In first draft currently using a format:

Den -asdfadfae

Sir - asdfaedeadeaer

Den - dfeadfee

Sir - easdf

etc.

Would it work better for this platform if instead one person was in italics and delete the speaker name other than initially? Is there a better way?
 
The normal format is to include all spoken text within quotation marks, with (in the US style) ending punctuation inside the marks. There is a paragraph break whenever the speaker changes, and dialog tags are commonly used to indicate who is speaking. Once the order is set, then it isn't necessary to use dialog tags on every quotation.

"asdfadfae," said Den.

"asdfaedeadeaer," Sir answered.

"dfeadfee."

"easdf."

If a single quotation includes more than one paragraph then the convention is that the quotation marks are left open on the first and all subsequent paragraphs except the last, and they're closed on the last paragraph. I doubt that people are all that picky about the convention.

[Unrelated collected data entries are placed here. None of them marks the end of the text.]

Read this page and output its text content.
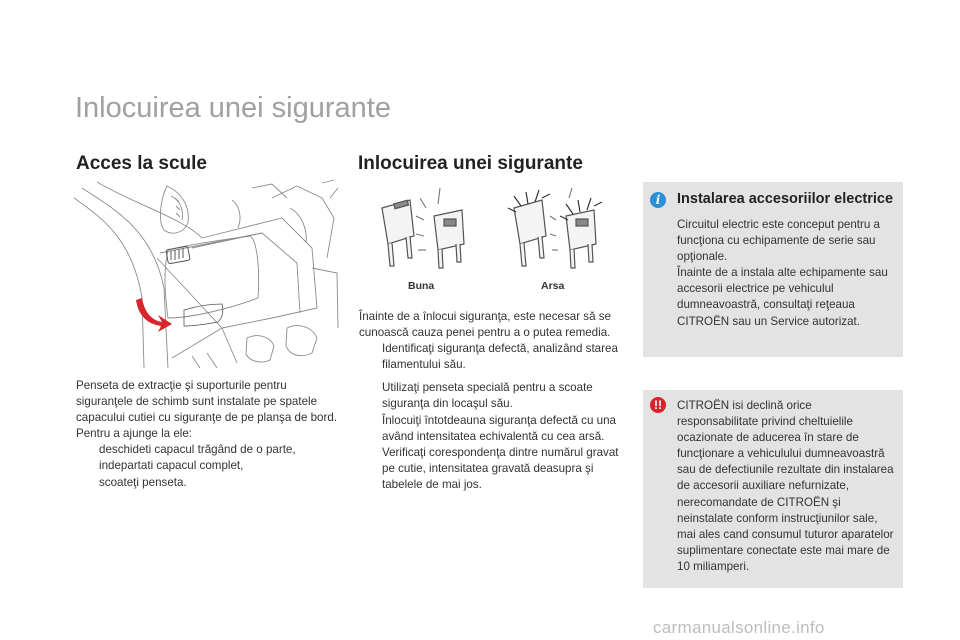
Inlocuirea unei sigurante
Acces la scule	Inlocuirea unei sigurante

Penseta de extracţie şi suporturile pentru siguranţele de schimb sunt instalate pe spatele capacului cutiei cu siguranţe de pe planşa de bord.

Pentru a ajunge la ele:

deschideti capacul trăgând de o parte,

indepartati capacul complet,

scoateţi penseta.

Buna	Arsa

Înainte de a înlocui siguranţa, este necesar să se cunoască cauza penei pentru a o putea remedia.

Identificaţi siguranţa defectă, analizând starea filamentului său.

Utilizaţi penseta specială pentru a scoate siguranţa din locaşul său.

Înlocuiţi întotdeauna siguranţa defectă cu una având intensitatea echivalentă cu cea arsă.

Verificaţi corespondenţa dintre numărul gravat pe cutie, intensitatea gravată deasupra şi tabelele de mai jos.

Instalarea accesoriilor electrice

Circuitul electric este conceput pentru a funcţiona cu echipamente de serie sau opţionale.

Înainte de a instala alte echipamente sau accesorii electrice pe vehiculul dumneavoastră, consultaţi reţeaua CITROËN sau un Service autorizat.

i

CITROËN isi declină orice responsabilitate privind cheltuielile ocazionate de aducerea în stare de funcţionare a vehiculului dumneavoastră sau de defectiunile rezultate din instalarea de accesorii auxiliare nefurnizate, nerecomandate de CITROËN şi neinstalate conform instrucţiunilor sale, mai ales cand consumul tuturor aparatelor suplimentare conectate este mai mare de 10 miliamperi.

!!
carmanualsonline.info
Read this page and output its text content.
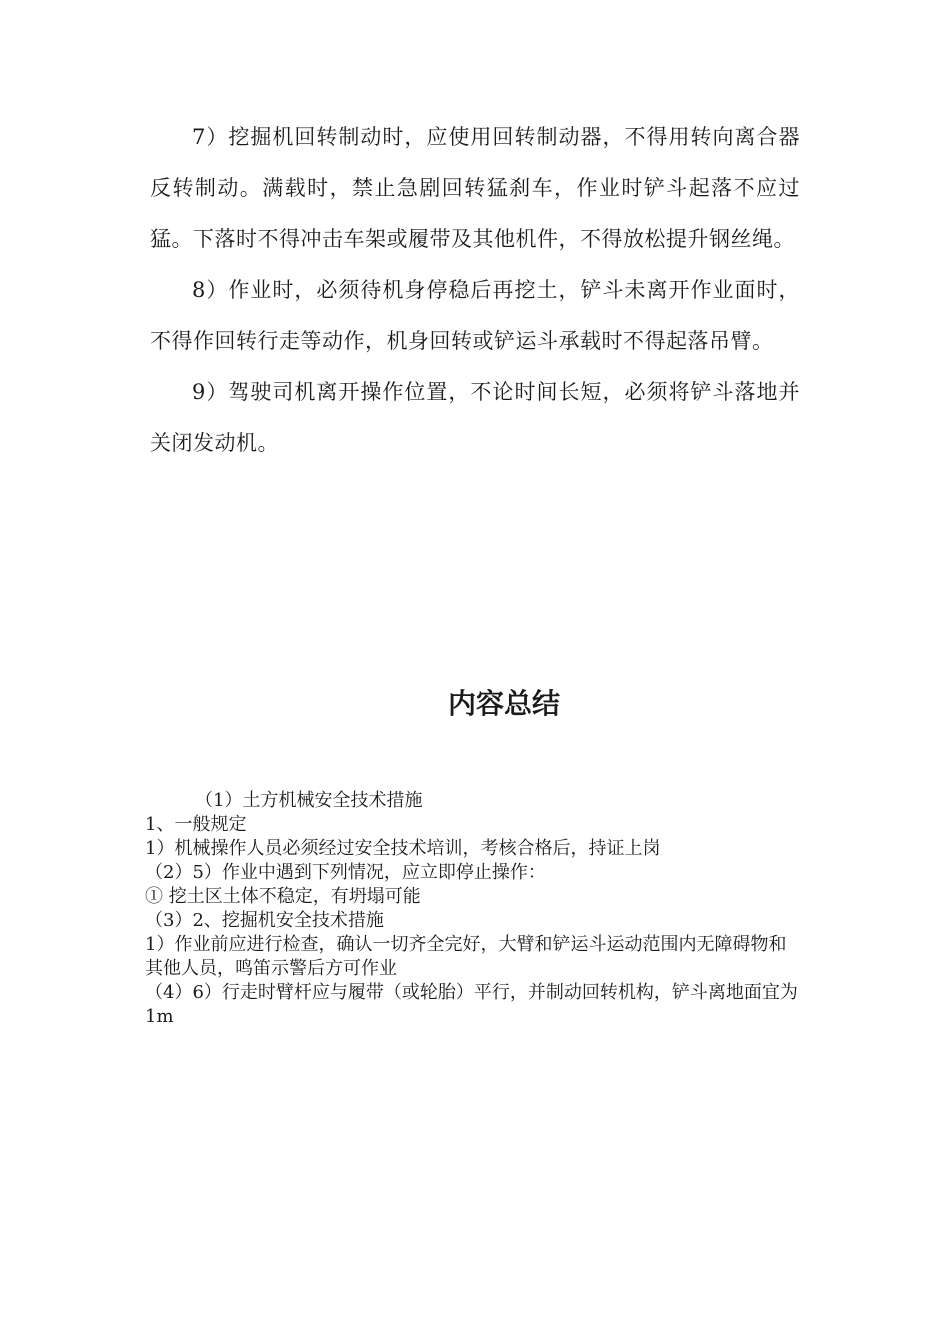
7）挖掘机回转制动时，应使用回转制动器，不得用转向离合器反转制动。满载时，禁止急剧回转猛刹车，作业时铲斗起落不应过猛。下落时不得冲击车架或履带及其他机件，不得放松提升钢丝绳。

8）作业时，必须待机身停稳后再挖土，铲斗未离开作业面时，不得作回转行走等动作，机身回转或铲运斗承载时不得起落吊臂。

9）驾驶司机离开操作位置，不论时间长短，必须将铲斗落地并关闭发动机。

内容总结

（1）土方机械安全技术措施

1、一般规定

1）机械操作人员必须经过安全技术培训，考核合格后，持证上岗

（2）5）作业中遇到下列情况，应立即停止操作：

① 挖土区土体不稳定，有坍塌可能

（3）2、挖掘机安全技术措施

1）作业前应进行检查，确认一切齐全完好，大臂和铲运斗运动范围内无障碍物和其他人员，鸣笛示警后方可作业

（4）6）行走时臂杆应与履带（或轮胎）平行，并制动回转机构，铲斗离地面宜为 1m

In your example, if Sir's two statements were two consecutive paragraphs, they'd be,

Sir said, "asdfaedeadeaer.

"easdf."

Writing an understandable conversation with no environment, observations, or actions is a challenging task. Good luck.
 
I know the standard quotation format, but with nothing but conversation between two people it really was awkward. The he said, she said almost dominated the text. Why I'm looking for something less intrusive.
 
I know the standard quotation format, but with nothing but conversation between two people it really was awkward. The he said, she said almost dominated the text. Why I'm looking for something less intrusive.
What you're proposing would look like a string of computer code and would quickly become very tiresome and eventually unreadable.

There are grammatical conventions because... they work - by making reading easier.